LibBi is used for state-space modelling and Bayesian inference on high-performance computer hardware, including multi-core CPUs, many-core GPUs (graphics processing units), and distributed-memory clusters. The staple methods of LibBi are based on sequential Monte Carlo (SMC), also known as particle filtering. These methods include particle Markov chain Monte Carlo (PMCMC) and SMC2. Other methods include the extended Kalman filter and some parameter optimization routines. LibBi consists of a C++ template library and a parser and compiler, written in Perl, for its own modelling language.
PyParticles is a particle simulation toolbox entirely written in Python. It simulates a particle-by-particle model with the most popular integrations methods, including Euler, Runge Kutta, and Midpoint. It represents the results on an OpenGL or Matplotlib plot, and offers an easy-to-use API.
GenFoo is a general Fokker-Planck solver for models of arbitrary dimensionality. It contains three backend solvers, a delta-f Monte Carlo, a standard Monte Carlo, and a Finite Element solver. The key property of the GenFoo package is that physics are separated from numerics by runtime loading of the Fokker-Planck coefficients, which enable solutions of a large class of Fokker-Planck models.

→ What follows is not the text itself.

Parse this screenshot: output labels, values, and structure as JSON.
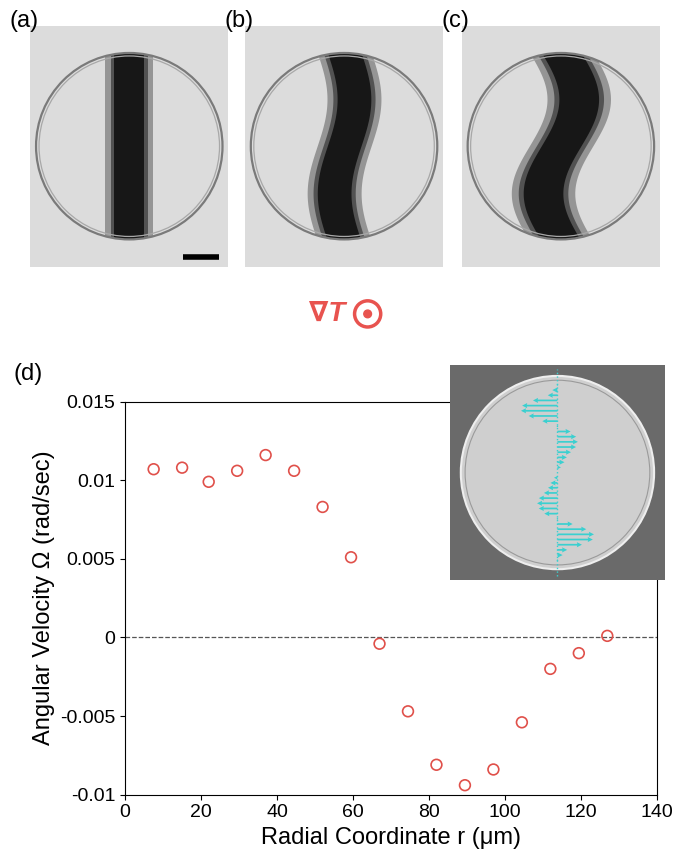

SHTns is a high-performance Spherical Harmonic Transform library. It was designed for numerical simulation (fluid flows, mhd, etc.) in spherical geometries, but can be used for any kind of problem involving scalar or vector spherical harmonics. It is very fast, thanks to careful vectorization and runtime tuning. It supports multi-threaded transforms via OpenMP. It features scalar and vector transforms, synthesis and analysis, and flexible truncation and normalization. A Python interface is included.
FEniCS is a collection of free software for automated, efficient solution of differential equations. It has an extensive list of features, including automated solution of variational problems, automated error control and adaptivity, a comprehensive library of finite elements, high performance linear algebra, and many more. It is organized as a collection of interoperable components, including the problem-solving environment DOLFIN, the form compiler FFC, the finite element tabulator FIAT, the just-in-time compiler Instant, the code generation interface UFC, the form language UFL, and a range of additional components.
Chebfun is a collection of algorithms and a software system in object-oriented MATLAB that extends familiar powerful methods of numerical computation involving numbers to continuous or piecewise-continuous functions. It also implements continuous analogues of linear algebra notions like the QR decomposition and the SVD, and solves ordinary differential equations. The mathematical basis of the system combines tools of Chebyshev expansions, fast Fourier transform, barycentric interpolation, recursive zerofinding, and automatic differentiation.
sparseLM is a software package for efficiently solving arbitrarily sparse non-linear least squares problems. It offers a generic implementation of the Levenberg - Marquardt optimization algorithm on top of a variety of sparse direct solvers, thus being applicable to problems with arbitrary sparseness. sparseLM accepts sparse Jacobians encoded in either compressed row storage (CRS) or compressed column storage (CCS, aka Harwell-Boeing) format. It is also possible to supply it just with the Jacobian's sparsity pattern and have its values be numerically approximated using finite differences, or even instruct it to attempt the automatic detection of the sparsity pattern corresponding to the Jacobian of the function to be minimized. Note that for dense non-linear least squares problems, project levmar is more appropriate.
Fuzzy machine learning framework is a library and a GUI front-end for machine learning using intuitionistic fuzzy data. The approach is based on the intuitionistic fuzzy sets and the possibility theory. Further characteristics are fuzzy features and classes; numeric, enumeration features and features based on linguistic variables; user-defined features; derived and evaluated features; classifiers as features for building hierarchical systems; automatic refinement in case of dependent features; incremental learning; fuzzy control language support; object-oriented software design with extensible objects and automatic garbage collection; generic data base support through ODBC; text I/O and HTML output; an advanced graphical user interface based on GTK+; and examples of use.